Kanal D’de bir haber programcı
Şahıslarla uğraşmayı hiç sevmem. İnsanları incitip kırmaktan hoşlanmam. Haksız yere bir gönül yıktım mı o gece sabaha kadar uyuyamam. Kimseyi kötü görme hakkını kendimde göremem. Bence dünyada kendi nefsimden kötüsü yok. Ama tabiî ki enayi de değilim. Bir iki hatasını gördüğüm zaman hemen insanlardan yüz çeviremem ama birinin ikiyüzlülük ya da münafıklığını tespit ettiğim zaman da, onunla derhal münasebetlerimi keserim.

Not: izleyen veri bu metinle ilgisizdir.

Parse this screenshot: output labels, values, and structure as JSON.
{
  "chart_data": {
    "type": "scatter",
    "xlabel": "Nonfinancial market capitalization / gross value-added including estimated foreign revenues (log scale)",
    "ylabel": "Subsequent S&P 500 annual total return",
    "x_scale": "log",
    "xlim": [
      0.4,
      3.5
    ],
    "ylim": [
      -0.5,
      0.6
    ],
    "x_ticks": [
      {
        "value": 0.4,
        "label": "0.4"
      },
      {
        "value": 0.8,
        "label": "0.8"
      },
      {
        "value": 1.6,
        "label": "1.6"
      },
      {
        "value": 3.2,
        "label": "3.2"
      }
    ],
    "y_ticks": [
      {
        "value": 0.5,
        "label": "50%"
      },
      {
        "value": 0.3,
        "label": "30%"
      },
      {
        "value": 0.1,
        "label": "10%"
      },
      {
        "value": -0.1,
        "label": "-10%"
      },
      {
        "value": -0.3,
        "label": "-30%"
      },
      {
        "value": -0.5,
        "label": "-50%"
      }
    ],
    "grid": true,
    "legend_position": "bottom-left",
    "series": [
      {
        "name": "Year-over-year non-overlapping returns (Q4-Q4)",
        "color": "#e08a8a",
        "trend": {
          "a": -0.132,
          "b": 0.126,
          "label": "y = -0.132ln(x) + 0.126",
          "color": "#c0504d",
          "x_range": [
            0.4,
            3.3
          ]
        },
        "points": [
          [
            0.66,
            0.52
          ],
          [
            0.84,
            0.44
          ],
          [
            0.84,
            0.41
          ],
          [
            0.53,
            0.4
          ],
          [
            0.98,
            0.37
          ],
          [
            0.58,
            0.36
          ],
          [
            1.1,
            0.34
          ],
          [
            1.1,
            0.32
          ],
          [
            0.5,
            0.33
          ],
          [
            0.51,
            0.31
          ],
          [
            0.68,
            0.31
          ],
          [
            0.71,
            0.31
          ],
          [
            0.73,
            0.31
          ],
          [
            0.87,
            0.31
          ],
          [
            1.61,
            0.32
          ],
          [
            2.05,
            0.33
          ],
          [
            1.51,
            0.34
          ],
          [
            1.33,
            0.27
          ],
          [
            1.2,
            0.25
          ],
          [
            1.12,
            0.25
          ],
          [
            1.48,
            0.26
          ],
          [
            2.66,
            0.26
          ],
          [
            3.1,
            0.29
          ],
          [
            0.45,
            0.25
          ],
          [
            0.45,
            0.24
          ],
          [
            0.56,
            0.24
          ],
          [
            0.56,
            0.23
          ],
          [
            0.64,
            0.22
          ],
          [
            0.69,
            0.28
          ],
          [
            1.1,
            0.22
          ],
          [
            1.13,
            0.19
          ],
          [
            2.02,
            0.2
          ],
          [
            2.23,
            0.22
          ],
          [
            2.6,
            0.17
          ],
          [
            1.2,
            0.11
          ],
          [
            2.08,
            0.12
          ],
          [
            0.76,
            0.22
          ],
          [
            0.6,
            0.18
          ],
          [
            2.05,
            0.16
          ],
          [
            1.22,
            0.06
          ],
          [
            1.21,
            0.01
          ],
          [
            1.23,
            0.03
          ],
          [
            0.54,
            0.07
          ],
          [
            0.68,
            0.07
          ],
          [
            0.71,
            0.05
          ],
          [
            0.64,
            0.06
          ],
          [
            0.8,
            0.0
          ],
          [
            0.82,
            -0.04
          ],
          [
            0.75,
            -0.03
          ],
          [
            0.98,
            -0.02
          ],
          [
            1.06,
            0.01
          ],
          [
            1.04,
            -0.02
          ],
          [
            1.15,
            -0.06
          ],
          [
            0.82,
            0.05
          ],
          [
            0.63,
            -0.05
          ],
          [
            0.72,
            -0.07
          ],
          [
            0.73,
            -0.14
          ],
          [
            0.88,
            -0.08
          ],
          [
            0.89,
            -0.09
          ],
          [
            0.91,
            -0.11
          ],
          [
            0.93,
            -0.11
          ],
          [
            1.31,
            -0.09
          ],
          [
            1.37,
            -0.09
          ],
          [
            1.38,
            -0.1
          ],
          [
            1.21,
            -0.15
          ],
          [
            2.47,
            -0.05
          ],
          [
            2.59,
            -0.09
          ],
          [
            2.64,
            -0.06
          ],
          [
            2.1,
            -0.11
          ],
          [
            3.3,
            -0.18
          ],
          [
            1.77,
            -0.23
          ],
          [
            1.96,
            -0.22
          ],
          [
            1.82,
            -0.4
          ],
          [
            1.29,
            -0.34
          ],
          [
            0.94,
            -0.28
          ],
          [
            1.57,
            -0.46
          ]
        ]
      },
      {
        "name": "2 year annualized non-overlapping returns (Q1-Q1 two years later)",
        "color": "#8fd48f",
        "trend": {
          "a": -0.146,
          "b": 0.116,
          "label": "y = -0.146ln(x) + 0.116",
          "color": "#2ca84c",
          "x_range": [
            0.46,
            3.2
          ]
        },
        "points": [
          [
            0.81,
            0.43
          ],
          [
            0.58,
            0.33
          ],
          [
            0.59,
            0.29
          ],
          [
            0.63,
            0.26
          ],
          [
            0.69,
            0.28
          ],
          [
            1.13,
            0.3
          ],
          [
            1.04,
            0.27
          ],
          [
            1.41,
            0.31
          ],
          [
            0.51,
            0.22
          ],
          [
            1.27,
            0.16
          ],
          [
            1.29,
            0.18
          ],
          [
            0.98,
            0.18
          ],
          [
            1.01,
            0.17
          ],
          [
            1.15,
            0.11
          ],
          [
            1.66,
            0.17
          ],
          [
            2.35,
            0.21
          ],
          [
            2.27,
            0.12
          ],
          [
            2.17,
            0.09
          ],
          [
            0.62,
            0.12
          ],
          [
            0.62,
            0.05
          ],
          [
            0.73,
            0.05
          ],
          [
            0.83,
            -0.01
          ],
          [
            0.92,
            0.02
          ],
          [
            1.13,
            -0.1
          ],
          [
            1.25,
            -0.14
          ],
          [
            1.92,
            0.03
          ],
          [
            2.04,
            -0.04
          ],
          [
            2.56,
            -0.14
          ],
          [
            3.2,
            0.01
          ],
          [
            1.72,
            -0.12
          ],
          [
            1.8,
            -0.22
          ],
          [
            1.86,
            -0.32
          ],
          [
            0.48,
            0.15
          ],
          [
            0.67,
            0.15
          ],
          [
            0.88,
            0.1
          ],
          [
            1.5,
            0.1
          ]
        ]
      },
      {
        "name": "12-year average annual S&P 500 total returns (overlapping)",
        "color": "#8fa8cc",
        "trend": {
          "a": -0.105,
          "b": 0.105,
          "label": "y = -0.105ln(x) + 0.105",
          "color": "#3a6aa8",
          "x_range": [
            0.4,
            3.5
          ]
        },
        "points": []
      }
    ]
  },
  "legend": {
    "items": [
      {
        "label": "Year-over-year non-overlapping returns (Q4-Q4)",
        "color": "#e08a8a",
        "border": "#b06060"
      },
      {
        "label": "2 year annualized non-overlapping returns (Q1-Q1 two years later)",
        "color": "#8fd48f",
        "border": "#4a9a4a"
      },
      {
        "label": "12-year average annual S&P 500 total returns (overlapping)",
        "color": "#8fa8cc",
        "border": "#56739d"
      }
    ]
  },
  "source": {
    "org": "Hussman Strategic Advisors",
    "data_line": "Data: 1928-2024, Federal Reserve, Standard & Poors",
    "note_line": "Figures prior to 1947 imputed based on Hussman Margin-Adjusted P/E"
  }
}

Eğer münafık şahsımla değil de inanç ve ideallerimle uğraşıyorsa o vakit de ona mertçe karşı çıkmaktan kendimi alamam. Bana göre aksi sabit oluncaya kadar her insan temizdir. Onun için herkese hüsnü niyetle yaklaşırım.
Kanal D’deki Haber Programcısı için de aynı duygularla doluydum. Değerli dostum, Sayın Emin çölaşan’ın onun hakkında yazdıklarını unutmak için kendimi çok zorladım. Fakat bizzat ben de adamın tutarsızlıklarına tanık oldum. Beni birkaç defa programına çıkarmıştı. Konuşmacıları, dinlemekten ziyade, onları kendi paraleline çekme çabası içinde olduğunu daha ilk programda sezmiştim. Bir programda, hiç gereği yok iken, bana: “Atatürkçü müsünüz?” diye sordu. “İçimden hadi be!.. Sayın çölaşan’ın hakkında yazdıklarının onda biri dahi doğru ise, sen bana bu soruyu soramazsın” dedim.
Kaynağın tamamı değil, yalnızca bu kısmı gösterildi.